$K[[X]]$ is not a finitely generated $K[X]$-module.

Solution 1:

The inclusion of rings $j:K[X] \hookrightarrow K[[X]]$ induces a map $j^\ast: \operatorname {Spec}(K[[X]])\to \operatorname {Spec}(K[X])$ between the corresponding sets of prime ideals of these rings.
If $K[[X]]$ were module-finite (or even just integral) over $K[X]$, the map $j^\ast: \operatorname {Spec}(K[[X]])\to \operatorname {Spec}(K[X])$ would be surjective: Atiyah-Macdonald, Theorem 5.10 .
But this is impossible since $K[[X]]$ (like all discrete valuation rings) has only two prime ideals, whereas $K[X]$ has infinitely many (by a variation of Euclid's proof of the infinitude of prime integers).

Solution 2:

In $K[[X]]$, the element $f=\sum_{i=0}^\infty X^i$ is an inverse of $1-X$. Since $K[X]$ is integrally closed (even a PID), $(1-X)^{-1}$ can't be integral over $K[X]$. Therefore $K[X][f] \subseteq K[[X]]$ is a not f.g submodule. Since $K[X]$ is Noetherian (by Hilbert Basis Theorem), we can conclude that $K[[X]]$ can't be finitely generated either.

Solution 3:

Inspired by the counting suggested by Hagen, here is a proof that shows $K[[X]]$ is not even of finite type over $K[X]$.

First, note that this holds when $K$ is at most countable, for in this case $K[X]$ is countable while $K[[X]]$ is uncountable, and any ring of finite type over a countable ring is still countable.

Now the general case. Suppose $K[[X]]=K[X,f_1,\dots,f_n]$. Let $k$ be the field generated by the prime field of $K$ (namely $\mathbb Q$ or $\mathbb F_p$) and the (countably many) coefficients of $f_i$. Then $k$ is countable. By the above argument, $k[[X]]$ is not of finite type over $k[X]$, so there is $g\in k[[X]]$ such that $g\notin k[X,f_1,\dots,f_n]$. This means that, for any $N\in\mathbb N$, the equation

$$ g=\sum_{\alpha_i\le N\atop\deg p_\alpha\le N} p_\alpha f_1^{\alpha_1}\cdots f_n^{\alpha_n} \tag{*}$$

has no solution $p_{\alpha}\in k[X]$. This can be thought of an (infinite) system of linear equations in the finitely many (in fact $(N+1)^{n+1})$ coefficients of $p_\alpha$, whose own coefficients lie in $k$. Since it has no nonzero solution in $k$, finitely many of the equations already has no nonzero solution in $k$. Since the existence of nonzero solutions to a system of linear equations does not depend on the ground field, the same finitely many equations has no nonzero solution in the larger field $K$, and hence the system as a whole has no nonzero solution $K$. This implies that (*) is not satisfiable either in $K$. Since this is true for any $N\in\mathbb N$, $g\notin K[X,f_1,\dots,f_n]$.

Solution 4:

An alternative approach showing that $K[[X]]$ is not a finitely generated $K$-algebra, and hence not a finitely generated $K[X]$-algebra.

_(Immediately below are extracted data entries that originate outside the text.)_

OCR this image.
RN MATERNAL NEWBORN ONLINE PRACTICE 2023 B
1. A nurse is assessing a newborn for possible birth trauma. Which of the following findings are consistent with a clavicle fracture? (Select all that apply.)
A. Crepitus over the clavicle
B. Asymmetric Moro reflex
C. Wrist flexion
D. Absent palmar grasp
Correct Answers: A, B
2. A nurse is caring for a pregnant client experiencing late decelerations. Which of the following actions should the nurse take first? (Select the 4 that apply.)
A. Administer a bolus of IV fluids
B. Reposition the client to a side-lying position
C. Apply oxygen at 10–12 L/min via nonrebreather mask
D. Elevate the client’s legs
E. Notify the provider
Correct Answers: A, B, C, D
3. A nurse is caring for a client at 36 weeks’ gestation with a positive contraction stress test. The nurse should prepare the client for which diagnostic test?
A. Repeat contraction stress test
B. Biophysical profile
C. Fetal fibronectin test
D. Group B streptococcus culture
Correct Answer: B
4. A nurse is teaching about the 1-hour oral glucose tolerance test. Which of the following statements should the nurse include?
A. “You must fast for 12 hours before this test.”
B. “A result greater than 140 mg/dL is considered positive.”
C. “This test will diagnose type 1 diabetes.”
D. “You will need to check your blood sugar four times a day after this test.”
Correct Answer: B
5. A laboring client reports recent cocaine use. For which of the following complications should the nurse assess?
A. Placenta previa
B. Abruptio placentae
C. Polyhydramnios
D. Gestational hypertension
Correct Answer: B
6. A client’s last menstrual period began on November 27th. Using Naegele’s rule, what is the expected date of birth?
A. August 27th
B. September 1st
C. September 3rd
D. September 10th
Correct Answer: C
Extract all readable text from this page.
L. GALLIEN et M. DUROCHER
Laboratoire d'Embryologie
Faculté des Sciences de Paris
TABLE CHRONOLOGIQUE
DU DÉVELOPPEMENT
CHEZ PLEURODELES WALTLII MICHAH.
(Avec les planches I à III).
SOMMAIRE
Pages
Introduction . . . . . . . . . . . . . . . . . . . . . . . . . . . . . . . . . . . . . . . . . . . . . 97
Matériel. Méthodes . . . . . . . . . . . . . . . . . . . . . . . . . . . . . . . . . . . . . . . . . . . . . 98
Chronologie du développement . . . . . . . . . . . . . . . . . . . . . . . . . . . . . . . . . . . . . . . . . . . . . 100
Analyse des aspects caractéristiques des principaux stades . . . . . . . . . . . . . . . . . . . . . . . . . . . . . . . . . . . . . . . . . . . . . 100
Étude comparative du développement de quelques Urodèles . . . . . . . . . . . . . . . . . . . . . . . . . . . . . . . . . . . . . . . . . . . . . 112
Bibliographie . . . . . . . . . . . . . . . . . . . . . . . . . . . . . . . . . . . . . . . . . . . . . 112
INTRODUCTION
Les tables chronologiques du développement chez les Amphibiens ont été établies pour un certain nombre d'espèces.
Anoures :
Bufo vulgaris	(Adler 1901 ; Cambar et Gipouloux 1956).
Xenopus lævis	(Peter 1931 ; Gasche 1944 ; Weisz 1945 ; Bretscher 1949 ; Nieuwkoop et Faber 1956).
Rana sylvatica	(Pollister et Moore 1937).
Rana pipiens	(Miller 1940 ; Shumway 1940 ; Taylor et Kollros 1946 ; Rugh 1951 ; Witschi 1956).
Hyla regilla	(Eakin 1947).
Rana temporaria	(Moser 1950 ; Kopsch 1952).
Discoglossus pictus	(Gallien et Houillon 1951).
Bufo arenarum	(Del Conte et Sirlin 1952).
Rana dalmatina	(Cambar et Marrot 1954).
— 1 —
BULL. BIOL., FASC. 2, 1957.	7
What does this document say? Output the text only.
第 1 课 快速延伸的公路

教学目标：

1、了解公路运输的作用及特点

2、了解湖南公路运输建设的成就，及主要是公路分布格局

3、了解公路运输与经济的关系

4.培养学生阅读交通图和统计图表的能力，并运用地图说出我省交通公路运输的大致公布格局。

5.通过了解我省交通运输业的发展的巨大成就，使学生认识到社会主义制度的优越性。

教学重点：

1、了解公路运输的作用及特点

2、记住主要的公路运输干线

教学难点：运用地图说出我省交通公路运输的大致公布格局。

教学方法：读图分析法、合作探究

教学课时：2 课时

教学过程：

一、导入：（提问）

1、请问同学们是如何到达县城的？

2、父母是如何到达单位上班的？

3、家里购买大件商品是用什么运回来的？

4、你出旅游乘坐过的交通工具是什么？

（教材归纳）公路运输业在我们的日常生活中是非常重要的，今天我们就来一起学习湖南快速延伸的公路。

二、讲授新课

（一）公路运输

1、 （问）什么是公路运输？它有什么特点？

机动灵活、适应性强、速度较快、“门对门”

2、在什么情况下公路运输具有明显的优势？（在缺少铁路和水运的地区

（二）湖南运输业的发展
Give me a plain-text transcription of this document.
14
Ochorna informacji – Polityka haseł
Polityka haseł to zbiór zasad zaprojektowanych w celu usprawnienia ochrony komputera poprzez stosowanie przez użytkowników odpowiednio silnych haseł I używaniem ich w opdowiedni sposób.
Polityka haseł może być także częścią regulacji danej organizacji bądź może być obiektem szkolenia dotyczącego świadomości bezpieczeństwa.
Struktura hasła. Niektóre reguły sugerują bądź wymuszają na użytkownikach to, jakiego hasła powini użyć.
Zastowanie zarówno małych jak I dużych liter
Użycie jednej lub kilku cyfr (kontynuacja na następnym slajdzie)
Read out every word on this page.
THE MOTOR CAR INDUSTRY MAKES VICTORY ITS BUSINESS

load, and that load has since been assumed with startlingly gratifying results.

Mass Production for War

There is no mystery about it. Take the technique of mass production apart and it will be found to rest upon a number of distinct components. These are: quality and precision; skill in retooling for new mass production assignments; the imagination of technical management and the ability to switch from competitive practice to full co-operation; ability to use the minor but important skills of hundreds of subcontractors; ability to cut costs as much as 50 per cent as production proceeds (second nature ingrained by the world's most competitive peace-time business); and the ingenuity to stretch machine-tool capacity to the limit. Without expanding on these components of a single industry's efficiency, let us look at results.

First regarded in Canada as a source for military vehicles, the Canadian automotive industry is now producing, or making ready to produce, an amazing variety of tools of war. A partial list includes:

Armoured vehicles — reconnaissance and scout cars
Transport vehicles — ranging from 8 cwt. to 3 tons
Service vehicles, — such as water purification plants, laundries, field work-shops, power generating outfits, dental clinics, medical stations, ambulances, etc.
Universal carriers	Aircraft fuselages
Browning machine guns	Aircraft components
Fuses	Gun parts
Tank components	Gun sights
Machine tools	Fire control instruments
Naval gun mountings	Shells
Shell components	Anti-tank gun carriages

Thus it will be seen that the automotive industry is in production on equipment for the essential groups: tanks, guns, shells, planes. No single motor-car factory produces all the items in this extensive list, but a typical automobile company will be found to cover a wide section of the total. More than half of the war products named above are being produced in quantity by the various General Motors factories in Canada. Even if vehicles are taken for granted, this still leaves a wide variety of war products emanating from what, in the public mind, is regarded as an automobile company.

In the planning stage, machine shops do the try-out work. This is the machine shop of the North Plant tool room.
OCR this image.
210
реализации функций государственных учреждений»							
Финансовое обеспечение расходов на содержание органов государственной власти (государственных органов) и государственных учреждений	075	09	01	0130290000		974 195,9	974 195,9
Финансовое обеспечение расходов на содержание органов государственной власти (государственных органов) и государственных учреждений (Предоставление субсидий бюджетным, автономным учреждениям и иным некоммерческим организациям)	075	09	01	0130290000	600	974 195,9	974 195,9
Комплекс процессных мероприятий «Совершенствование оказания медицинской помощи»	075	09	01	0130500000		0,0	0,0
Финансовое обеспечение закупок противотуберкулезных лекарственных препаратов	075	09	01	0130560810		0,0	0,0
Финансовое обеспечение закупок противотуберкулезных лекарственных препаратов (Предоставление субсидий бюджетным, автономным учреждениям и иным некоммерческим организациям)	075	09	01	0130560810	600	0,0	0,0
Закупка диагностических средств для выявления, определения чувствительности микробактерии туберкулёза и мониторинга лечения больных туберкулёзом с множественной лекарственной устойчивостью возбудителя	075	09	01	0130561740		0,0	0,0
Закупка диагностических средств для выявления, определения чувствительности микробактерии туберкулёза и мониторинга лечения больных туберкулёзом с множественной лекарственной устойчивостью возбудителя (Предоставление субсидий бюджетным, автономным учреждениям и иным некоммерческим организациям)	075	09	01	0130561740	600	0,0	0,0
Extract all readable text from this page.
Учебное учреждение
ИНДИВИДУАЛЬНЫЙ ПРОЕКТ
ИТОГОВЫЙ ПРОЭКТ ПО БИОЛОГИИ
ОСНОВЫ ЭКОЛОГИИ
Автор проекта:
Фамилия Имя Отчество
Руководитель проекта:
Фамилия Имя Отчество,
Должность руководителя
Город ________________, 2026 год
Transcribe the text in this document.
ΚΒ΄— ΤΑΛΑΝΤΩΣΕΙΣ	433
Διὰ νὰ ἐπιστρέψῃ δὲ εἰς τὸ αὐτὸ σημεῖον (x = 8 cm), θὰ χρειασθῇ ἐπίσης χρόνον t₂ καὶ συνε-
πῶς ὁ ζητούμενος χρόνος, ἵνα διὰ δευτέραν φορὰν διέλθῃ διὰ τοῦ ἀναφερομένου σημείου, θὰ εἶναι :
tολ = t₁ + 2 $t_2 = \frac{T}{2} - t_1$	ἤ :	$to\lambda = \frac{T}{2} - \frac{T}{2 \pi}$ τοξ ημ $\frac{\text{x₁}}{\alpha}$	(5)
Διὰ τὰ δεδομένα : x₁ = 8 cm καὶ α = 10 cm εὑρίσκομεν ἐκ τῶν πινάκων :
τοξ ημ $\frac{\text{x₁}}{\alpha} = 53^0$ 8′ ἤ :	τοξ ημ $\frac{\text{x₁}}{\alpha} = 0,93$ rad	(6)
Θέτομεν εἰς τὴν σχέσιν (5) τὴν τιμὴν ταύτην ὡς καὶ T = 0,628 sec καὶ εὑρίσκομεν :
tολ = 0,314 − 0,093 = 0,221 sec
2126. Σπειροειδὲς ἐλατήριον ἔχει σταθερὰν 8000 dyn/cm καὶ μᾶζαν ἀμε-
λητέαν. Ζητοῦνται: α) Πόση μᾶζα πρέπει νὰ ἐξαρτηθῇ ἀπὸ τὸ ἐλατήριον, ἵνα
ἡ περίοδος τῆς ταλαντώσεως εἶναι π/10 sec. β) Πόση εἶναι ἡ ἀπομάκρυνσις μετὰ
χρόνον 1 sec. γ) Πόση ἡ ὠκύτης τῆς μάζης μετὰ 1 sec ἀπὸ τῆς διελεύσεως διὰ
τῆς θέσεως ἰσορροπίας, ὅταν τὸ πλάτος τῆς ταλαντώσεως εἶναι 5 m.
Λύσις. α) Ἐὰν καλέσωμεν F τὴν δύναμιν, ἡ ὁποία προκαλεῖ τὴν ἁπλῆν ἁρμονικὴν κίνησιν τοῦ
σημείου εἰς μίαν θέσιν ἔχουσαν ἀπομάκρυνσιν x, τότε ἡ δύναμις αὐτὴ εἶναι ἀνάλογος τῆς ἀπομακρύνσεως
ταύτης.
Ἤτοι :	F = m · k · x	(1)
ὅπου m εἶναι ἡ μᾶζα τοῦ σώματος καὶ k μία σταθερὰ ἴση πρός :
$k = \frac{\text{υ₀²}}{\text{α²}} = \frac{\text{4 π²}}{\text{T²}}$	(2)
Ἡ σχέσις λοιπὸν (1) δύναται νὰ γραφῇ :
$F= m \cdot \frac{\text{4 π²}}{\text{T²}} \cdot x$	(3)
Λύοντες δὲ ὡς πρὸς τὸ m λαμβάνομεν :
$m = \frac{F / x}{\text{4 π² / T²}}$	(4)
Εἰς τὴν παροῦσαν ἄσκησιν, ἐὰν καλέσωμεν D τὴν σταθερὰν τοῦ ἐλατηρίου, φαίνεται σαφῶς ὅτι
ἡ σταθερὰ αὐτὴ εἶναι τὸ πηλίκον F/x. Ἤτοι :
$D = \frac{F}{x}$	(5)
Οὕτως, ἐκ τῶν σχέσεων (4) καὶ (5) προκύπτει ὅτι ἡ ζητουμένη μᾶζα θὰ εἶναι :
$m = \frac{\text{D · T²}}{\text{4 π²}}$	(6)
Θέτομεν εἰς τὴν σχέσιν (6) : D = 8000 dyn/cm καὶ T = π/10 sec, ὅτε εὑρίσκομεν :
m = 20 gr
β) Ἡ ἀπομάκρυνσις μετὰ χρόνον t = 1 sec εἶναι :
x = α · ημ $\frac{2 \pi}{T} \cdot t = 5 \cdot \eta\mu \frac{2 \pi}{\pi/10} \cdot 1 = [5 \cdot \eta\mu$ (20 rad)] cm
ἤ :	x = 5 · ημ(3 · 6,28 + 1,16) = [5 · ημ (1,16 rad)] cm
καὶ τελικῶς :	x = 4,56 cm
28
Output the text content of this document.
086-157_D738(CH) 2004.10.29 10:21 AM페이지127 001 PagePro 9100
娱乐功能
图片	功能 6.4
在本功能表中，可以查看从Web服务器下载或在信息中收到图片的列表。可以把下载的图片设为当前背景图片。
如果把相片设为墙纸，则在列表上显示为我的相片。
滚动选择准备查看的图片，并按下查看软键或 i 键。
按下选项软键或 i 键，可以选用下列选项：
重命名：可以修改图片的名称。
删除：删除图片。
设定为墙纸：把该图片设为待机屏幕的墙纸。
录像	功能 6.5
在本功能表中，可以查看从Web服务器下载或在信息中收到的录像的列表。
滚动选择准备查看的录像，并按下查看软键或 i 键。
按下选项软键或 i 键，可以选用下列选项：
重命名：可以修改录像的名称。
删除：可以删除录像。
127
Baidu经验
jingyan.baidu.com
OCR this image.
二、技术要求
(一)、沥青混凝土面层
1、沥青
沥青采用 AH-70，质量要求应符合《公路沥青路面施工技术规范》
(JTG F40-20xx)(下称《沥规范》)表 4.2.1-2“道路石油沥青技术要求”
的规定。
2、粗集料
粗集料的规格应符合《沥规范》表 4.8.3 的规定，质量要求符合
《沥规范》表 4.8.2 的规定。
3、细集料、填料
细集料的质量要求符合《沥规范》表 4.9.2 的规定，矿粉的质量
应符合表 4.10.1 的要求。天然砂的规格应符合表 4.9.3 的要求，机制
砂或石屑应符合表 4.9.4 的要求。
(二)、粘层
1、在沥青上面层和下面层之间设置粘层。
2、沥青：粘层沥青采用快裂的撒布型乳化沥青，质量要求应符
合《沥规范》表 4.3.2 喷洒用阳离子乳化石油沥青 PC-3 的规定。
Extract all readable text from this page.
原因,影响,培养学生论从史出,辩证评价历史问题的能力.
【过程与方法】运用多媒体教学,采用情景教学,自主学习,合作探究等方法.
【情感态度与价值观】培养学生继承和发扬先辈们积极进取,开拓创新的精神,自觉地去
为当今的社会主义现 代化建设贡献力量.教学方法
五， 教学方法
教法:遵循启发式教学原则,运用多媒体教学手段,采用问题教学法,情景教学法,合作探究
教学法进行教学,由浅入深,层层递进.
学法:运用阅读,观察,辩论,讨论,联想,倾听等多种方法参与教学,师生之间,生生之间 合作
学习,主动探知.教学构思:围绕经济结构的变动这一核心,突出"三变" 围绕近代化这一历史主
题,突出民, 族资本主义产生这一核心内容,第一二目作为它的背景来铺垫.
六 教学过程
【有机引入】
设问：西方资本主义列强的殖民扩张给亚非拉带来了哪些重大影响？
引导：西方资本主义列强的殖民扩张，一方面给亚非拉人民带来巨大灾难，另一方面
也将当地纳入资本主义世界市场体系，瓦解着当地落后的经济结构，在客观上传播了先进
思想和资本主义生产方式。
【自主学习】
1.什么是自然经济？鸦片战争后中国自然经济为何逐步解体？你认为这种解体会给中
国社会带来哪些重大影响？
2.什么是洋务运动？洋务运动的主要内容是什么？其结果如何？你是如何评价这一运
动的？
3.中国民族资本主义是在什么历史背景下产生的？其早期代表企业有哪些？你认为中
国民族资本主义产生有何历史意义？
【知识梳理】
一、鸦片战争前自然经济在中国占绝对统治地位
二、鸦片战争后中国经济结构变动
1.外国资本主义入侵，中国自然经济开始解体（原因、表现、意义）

If a finitely generated algebra over a field is a local ring then it is artinian.

Suppose that $K[X_1,\dots,X_n]/I$ is a local ring, for some ideal $I$. Then $I$ is contained in a single maximal ideal, say $M$, so $\sqrt I=M$ (since a polynomial ring over a field is a Jacobson ring). In particular, $\dim K[X_1,\dots,X_n]/I=0$, and thus $K[X_1,\dots,X_n]/I$ is an artinian local ring.

Solution 5:

In the following context we assume everything is commutative.

Definition: A Jacobson ring is a ring where every prime ideal is an intersection of some maximal ideals.

Then we have the fact (cf. Eisenbud Commutative Algebra with a View towards Algebraic Geometry Theorem 4.19) that:

Fact (Nullstellensatz): Let $A$ be a Jacobson ring, then any finitely generated $A$-algebra is a Jacobson ring.

Now apply this result to the question.

First note that a field $K$ is obviously a Jacobson ring, by Nullstellensatz $K[X]$ is a Jacobson ring. Next note that if a local ring has more than one prime ideal, then it cannot be a Jacobson ring. Now $K[[X]]$ is a local ring with prime ideals $(X)$ and $(0)$, hence it cannot be a Jacobson ring. Hence it cannot be a finitely generated $K[X]$-algebra. (A fortiori not finite $K[X]$-module.)